During my stay in Vegas, I recently played a poorly hybrid game of chess and slots. I lost, but that isn't really the point to my story, or is it? Anyway, playing that game got me thinking about how much life can be like a a game of chess. Or at least, I'll go with just my life. There is always something in my life that is this "valuable, invaluable piece" that I feel the need to have or protect or save. This piece holds me back and makes me play odd moves. Though I hold high value for it, it's immobile. It's as dormant as it can get, and I hate stagnancy. Yet here I am, always being the Pawn. I'm not even cool enough to be the Knight or the Bishop. I'm the one with the complex moves that go unnoticed, the one that people get rid of first, the one that allowed people to walk all over me.
2014 was the hardest year of my life. I let the game take over, and I lost. I lost my friends, I lost respect, and I lost the only person I have ever loved, but the worst thing I lost was myself. I became stagnant. I didn't grow for myself, I grew for other people. I moved for other players. I really did become the Pawn. I'm not entirely sure when I realized I needed to take advantage of my complexity and really begin to move forward, but I eventually did. After losing so much, there is really only two options: stay frozen, or continue to move. So I moved, gradually, and I started to play the game for myself. When I did this, I noticed the confidence build in me, I felt the pain ease, I started to find myself again, and I started to believe. I'm not the Pawn anymore, because now I am the Queen.

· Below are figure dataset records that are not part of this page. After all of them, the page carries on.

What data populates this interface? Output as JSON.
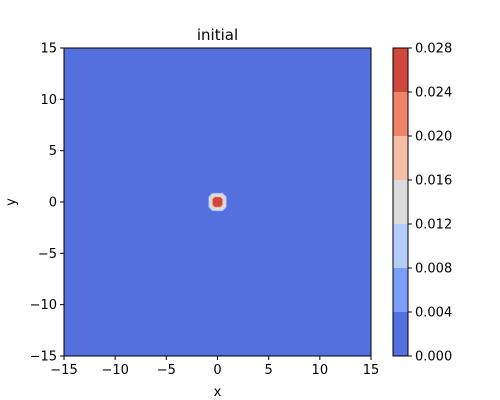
{
  "chart_data": {
    "type": "heatmap",
    "subtype": "filled-contour",
    "title": "initial",
    "xlabel": "x",
    "ylabel": "y",
    "xlim": [
      -15,
      15
    ],
    "ylim": [
      -15,
      15
    ],
    "x_ticks": [
      -15,
      -10,
      -5,
      0,
      5,
      10,
      15
    ],
    "y_ticks": [
      -15,
      -10,
      -5,
      0,
      5,
      10,
      15
    ],
    "x_tick_labels": [
      "−15",
      "−10",
      "−5",
      "0",
      "5",
      "10",
      "15"
    ],
    "y_tick_labels": [
      "−15",
      "−10",
      "−5",
      "0",
      "5",
      "10",
      "15"
    ],
    "background_level": [
      0.0,
      0.004
    ],
    "peak": {
      "x": 0,
      "y": 0,
      "max_value": 0.028
    },
    "contour_rings": [
      {
        "level": [
          0.004,
          0.008
        ],
        "half_width": 0.9
      },
      {
        "level": [
          0.008,
          0.012
        ],
        "half_width": 0.85
      },
      {
        "level": [
          0.012,
          0.016
        ],
        "half_width": 0.8
      },
      {
        "level": [
          0.016,
          0.02
        ],
        "half_width": 0.55
      },
      {
        "level": [
          0.02,
          0.024
        ],
        "half_width": 0.5
      },
      {
        "level": [
          0.024,
          0.028
        ],
        "half_width": 0.45
      }
    ],
    "colorbar": {
      "levels": [
        0.0,
        0.004,
        0.008,
        0.012,
        0.016,
        0.02,
        0.024,
        0.028
      ],
      "tick_labels": [
        "0.000",
        "0.004",
        "0.008",
        "0.012",
        "0.016",
        "0.020",
        "0.024",
        "0.028"
      ],
      "colors": [
        "#5470de",
        "#7b9ff9",
        "#b5cdfa",
        "#dddcdc",
        "#f6bfa6",
        "#ee8468",
        "#d0473d"
      ]
    },
    "colormap": "coolwarm"
  }
}
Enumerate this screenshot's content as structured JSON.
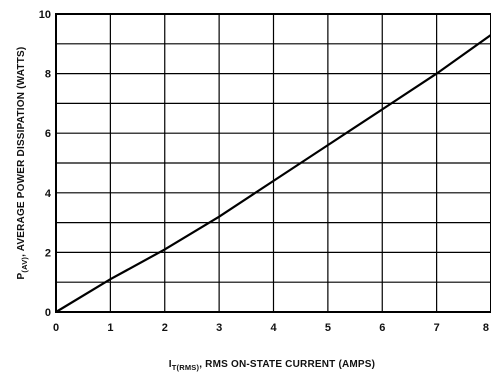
{
  "chart_data": {
    "type": "line",
    "xlabel_symbol": "I",
    "xlabel_subscript": "T(RMS)",
    "xlabel_rest": ", RMS ON-STATE CURRENT (AMPS)",
    "ylabel_symbol": "P",
    "ylabel_subscript": "(AV)",
    "ylabel_rest": ", AVERAGE POWER DISSIPATION (WATTS)",
    "xlim": [
      0,
      8
    ],
    "ylim": [
      0,
      10
    ],
    "x_ticks": [
      "0",
      "1",
      "2",
      "3",
      "4",
      "5",
      "6",
      "7",
      "8"
    ],
    "y_ticks": [
      "0",
      "2",
      "4",
      "6",
      "8",
      "10"
    ],
    "x_minor_step": 1,
    "y_minor_step": 1,
    "grid": true,
    "series": [
      {
        "x": [
          0,
          1,
          2,
          3,
          4,
          5,
          6,
          7,
          8
        ],
        "y": [
          0,
          1.1,
          2.1,
          3.2,
          4.4,
          5.6,
          6.8,
          8.0,
          9.3
        ]
      }
    ],
    "colors": {
      "line": "#000000",
      "grid": "#000000"
    }
  }
}
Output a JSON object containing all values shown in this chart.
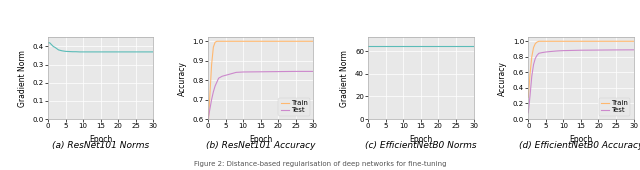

It is only the first month in the new year, but I already know 2015 is going to be incredible. I've already been moving at unbelievable speeds that have taken me to places I never thought I would go and that is because I live by a new motto. Making a move is required.
If you want to dominate, moving is a necessity and I want to share every move, every play that I make because I'm not playing for anyone else anymore. I'm playing for me. For the first time in my life, I'm going to be the Queen and move in any direction I please. So get ready for obscure, foolish, embarrassingly, entertaining stories because they are coming!
I believe this is the time when I would hit the clock and say, "Checkmate!"